Now leaving aside the complete failure to engage with the very nature of a post-modern society, with its actual desire to bend rather than break social institutions in order to express the truth, what an irony it is to see Fisher decry the best evidence that marriage, far from being broken, is highly-regarded — by all sorts who are currently excluded from this vital social institution. It’s because Fisher does not want any marriage: he wants the myth of the Golden Age, his conservative parents 1950s marriage — and for those who do not look like his parents and believe like his parents, he wants them excluded.

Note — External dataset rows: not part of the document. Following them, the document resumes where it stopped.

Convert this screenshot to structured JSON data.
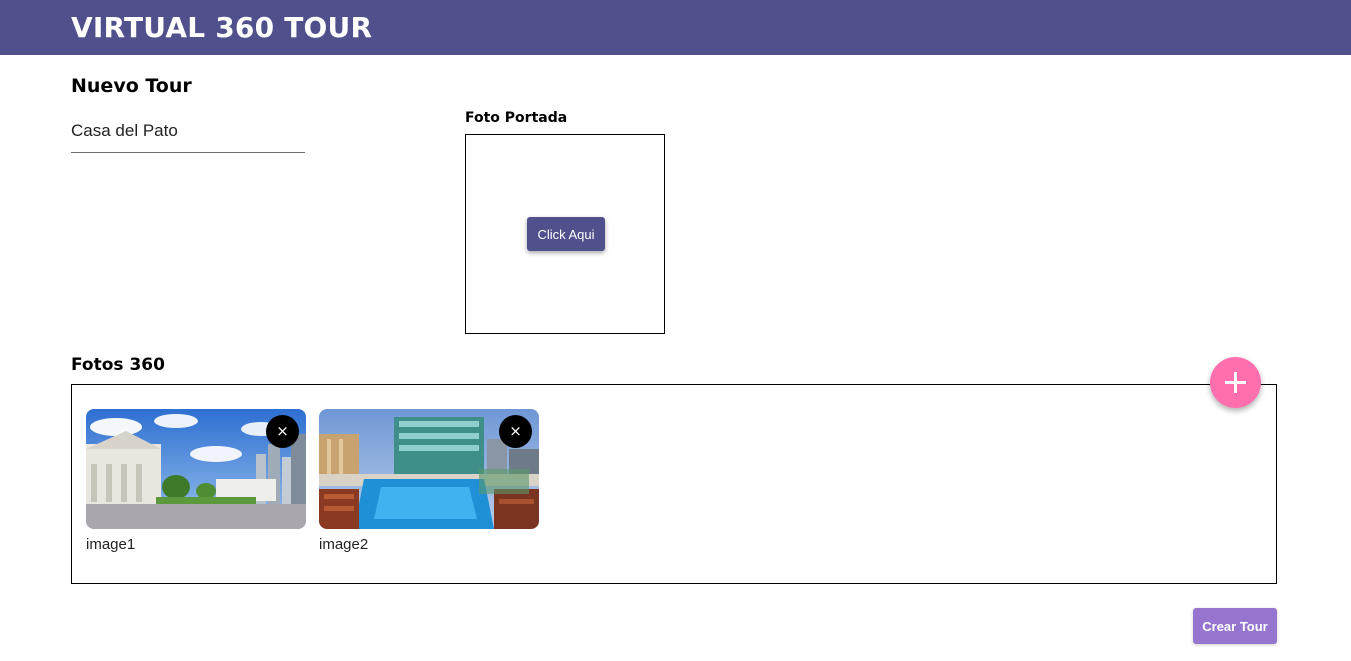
{
  "app": {
    "title": "VIRTUAL 360 TOUR"
  },
  "form": {
    "heading": "Nuevo Tour",
    "tour_name_value": "Casa del Pato"
  },
  "cover": {
    "label": "Foto Portada",
    "button_label": "Click Aqui"
  },
  "photos": {
    "heading": "Fotos 360",
    "items": [
      {
        "caption": "image1",
        "remove_label": "×"
      },
      {
        "caption": "image2",
        "remove_label": "×"
      }
    ],
    "add_icon": "plus-icon"
  },
  "actions": {
    "create_label": "Crear Tour"
  },
  "colors": {
    "primary": "#50508c",
    "accent_fab": "#ff6fae",
    "create_button": "#9575cd"
  }
}
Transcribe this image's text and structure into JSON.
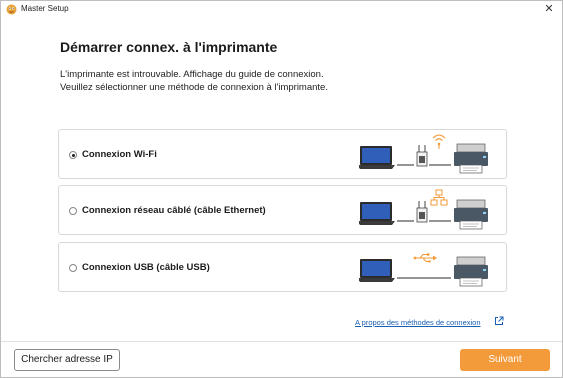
{
  "window": {
    "title": "Master Setup",
    "close_glyph": "✕"
  },
  "main": {
    "heading": "Démarrer connex. à l'imprimante",
    "description_line1": "L'imprimante est introuvable. Affichage du guide de connexion.",
    "description_line2": "Veuillez sélectionner une méthode de connexion à l'imprimante."
  },
  "options": [
    {
      "label": "Connexion Wi-Fi",
      "selected": true,
      "icon": "wifi-signal-icon"
    },
    {
      "label": "Connexion réseau câblé (câble Ethernet)",
      "selected": false,
      "icon": "network-icon"
    },
    {
      "label": "Connexion USB (câble USB)",
      "selected": false,
      "icon": "usb-icon"
    }
  ],
  "links": {
    "about_methods": "A propos des méthodes de connexion"
  },
  "footer": {
    "search_ip_label": "Chercher adresse IP",
    "next_label": "Suivant"
  },
  "colors": {
    "accent_orange": "#f39a3a",
    "link_blue": "#1a5fb4"
  }
}
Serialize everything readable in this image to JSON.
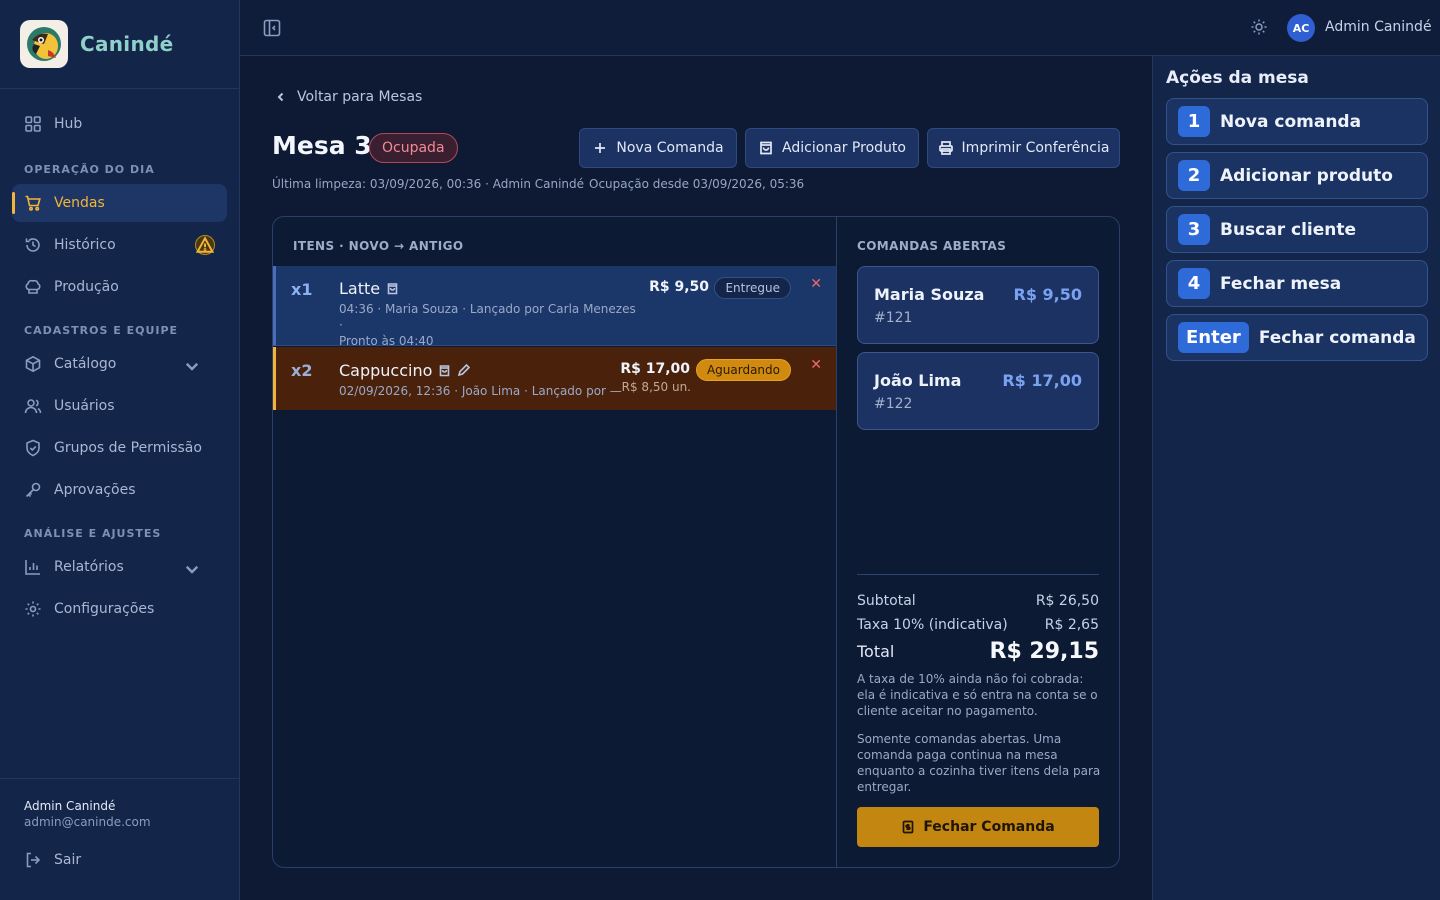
{
  "brand": {
    "name": "Canindé"
  },
  "sidebar": {
    "hub": "Hub",
    "section1": "OPERAÇÃO DO DIA",
    "vendas": "Vendas",
    "historico": "Histórico",
    "producao": "Produção",
    "section2": "CADASTROS E EQUIPE",
    "catalogo": "Catálogo",
    "usuarios": "Usuários",
    "grupos": "Grupos de Permissão",
    "aprovacoes": "Aprovações",
    "section3": "ANÁLISE E AJUSTES",
    "relatorios": "Relatórios",
    "configuracoes": "Configurações",
    "user_name": "Admin Canindé",
    "user_email": "admin@caninde.com",
    "logout": "Sair"
  },
  "topbar": {
    "avatar": "AC",
    "user": "Admin Canindé"
  },
  "page": {
    "back": "Voltar para Mesas",
    "title": "Mesa 3",
    "status": "Ocupada",
    "last_clean": "Última limpeza: 03/09/2026, 00:36 · Admin Canindé",
    "occupied_since": "Ocupação desde 03/09/2026, 05:36",
    "btn_nova": "Nova Comanda",
    "btn_adicionar": "Adicionar Produto",
    "btn_imprimir": "Imprimir Conferência"
  },
  "items": {
    "header": "ITENS · NOVO → ANTIGO",
    "list": [
      {
        "qty": "x1",
        "name": "Latte",
        "meta1": "04:36 · Maria Souza · Lançado por Carla Menezes ·",
        "meta2": "Pronto às 04:40",
        "price": "R$ 9,50",
        "unit": "",
        "status": "Entregue"
      },
      {
        "qty": "x2",
        "name": "Cappuccino",
        "meta1": "02/09/2026, 12:36 · João Lima · Lançado por —",
        "meta2": "",
        "price": "R$ 17,00",
        "unit": "R$ 8,50 un.",
        "status": "Aguardando"
      }
    ]
  },
  "comandas": {
    "header": "COMANDAS ABERTAS",
    "list": [
      {
        "name": "Maria Souza",
        "num": "#121",
        "value": "R$ 9,50"
      },
      {
        "name": "João Lima",
        "num": "#122",
        "value": "R$ 17,00"
      }
    ],
    "subtotal_label": "Subtotal",
    "subtotal": "R$ 26,50",
    "taxa_label": "Taxa 10% (indicativa)",
    "taxa": "R$ 2,65",
    "total_label": "Total",
    "total": "R$ 29,15",
    "note1": "A taxa de 10% ainda não foi cobrada: ela é indicativa e só entra na conta se o cliente aceitar no pagamento.",
    "note2": "Somente comandas abertas. Uma comanda paga continua na mesa enquanto a cozinha tiver itens dela para entregar.",
    "fechar": "Fechar Comanda"
  },
  "actions": {
    "title": "Ações da mesa",
    "list": [
      {
        "key": "1",
        "label": "Nova comanda"
      },
      {
        "key": "2",
        "label": "Adicionar produto"
      },
      {
        "key": "3",
        "label": "Buscar cliente"
      },
      {
        "key": "4",
        "label": "Fechar mesa"
      },
      {
        "key": "Enter",
        "label": "Fechar comanda"
      }
    ]
  }
}
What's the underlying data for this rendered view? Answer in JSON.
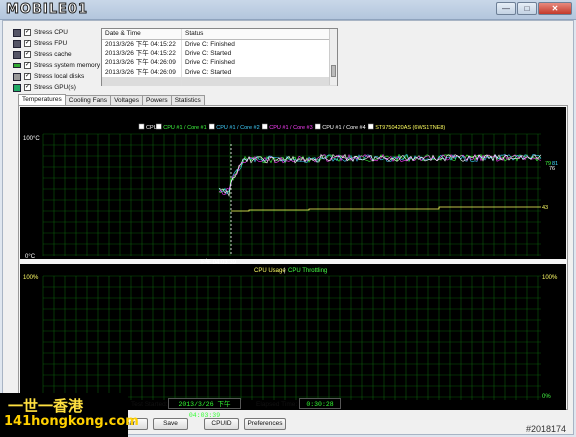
{
  "window": {
    "logo_text": "MOBILE01",
    "btn_min": "—",
    "btn_max": "□",
    "btn_close": "✕"
  },
  "stress": [
    {
      "label": "Stress CPU",
      "icon": "cpu-icon",
      "checked": true
    },
    {
      "label": "Stress FPU",
      "icon": "fpu-icon",
      "checked": true
    },
    {
      "label": "Stress cache",
      "icon": "cache-icon",
      "checked": true
    },
    {
      "label": "Stress system memory",
      "icon": "memory-icon",
      "checked": true
    },
    {
      "label": "Stress local disks",
      "icon": "disk-icon",
      "checked": true
    },
    {
      "label": "Stress GPU(s)",
      "icon": "gpu-icon",
      "checked": true
    }
  ],
  "log": {
    "headers": [
      "Date & Time",
      "Status"
    ],
    "rows": [
      [
        "2013/3/26 下午 04:15:22",
        "Drive C: Finished"
      ],
      [
        "2013/3/26 下午 04:15:22",
        "Drive C: Started"
      ],
      [
        "2013/3/26 下午 04:26:09",
        "Drive C: Finished"
      ],
      [
        "2013/3/26 下午 04:26:09",
        "Drive C: Started"
      ],
      [
        "",
        ""
      ]
    ]
  },
  "tabs": [
    "Temperatures",
    "Cooling Fans",
    "Voltages",
    "Powers",
    "Statistics"
  ],
  "temp_chart": {
    "legend": [
      {
        "label": "CPU",
        "color": "#ffffff"
      },
      {
        "label": "CPU #1 / Core #1",
        "color": "#40ff40"
      },
      {
        "label": "CPU #1 / Core #2",
        "color": "#40d0ff"
      },
      {
        "label": "CPU #1 / Core #3",
        "color": "#ff40ff"
      },
      {
        "label": "CPU #1 / Core #4",
        "color": "#ffffff"
      },
      {
        "label": "ST9750420AS (6WS1TNE8)",
        "color": "#ffff60"
      }
    ],
    "y_top": "100°C",
    "y_bottom": "0°C",
    "time_label": "下午 04:03:39",
    "val_hi_a": "79",
    "val_hi_b": "81",
    "val_mid": "76",
    "val_disk": "43"
  },
  "usage_chart": {
    "title_usage": "CPU Usage",
    "title_throttle": "CPU Throttling",
    "sep": "|",
    "y_top_left": "100%",
    "y_bottom_left": "0%",
    "y_top_right": "100%",
    "y_bottom_right": "0%",
    "color_usage": "#ffff60",
    "color_throttle": "#40ff40"
  },
  "footer": {
    "test_started_label": "Test Started:",
    "test_started_value": "2013/3/26 下午 04:03:39",
    "elapsed_label": "Elapsed Time:",
    "elapsed_value": "0:30:28",
    "btn_clear": "ear",
    "btn_save": "Save",
    "btn_cpuid": "CPUID",
    "btn_prefs": "Preferences"
  },
  "watermark": {
    "left_line1": "一世一香港",
    "left_line2": "141hongkong.com",
    "right": "#2018174"
  }
}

The renaissance of Fisher’s marriage is the rear-vision view of a society that restricted divorce even when it created deep unhappiness; that forced professional women from the workplace on marriage, ignoring their legitimate right to participate in the economic and intellectual life of society. It tolerated domestic violence. It forced women into sexual slavery if that was the wish of the husband. It denied both partners access to sound information about reproduction and relationships; and woe betide the failed parent, because the children were adopted out or institutionalised. It was not a society that tolerated unions across religious or racial divides. The role of marriage, in the reality of the Fifties, was to ensure stability and social compliance — an entirely suitably symbol and vehicle for the sort of society that patriarchal bullies like Fisher would like to see recovered and perpetuated.
Let’s destroy Golden Age Myths before they destroy us, as they will surely destroy American over the next four years. The past contains much that is good and true; but it remains another country. Every institution, from the abstract to the constitutional, is only as good as its capacity to grow and accommodate itself to the needs of today and the potential of the future. As a historian, the past informs me, the present engages me; but, like Josiah Bartlet, I am thinking of tomorrow.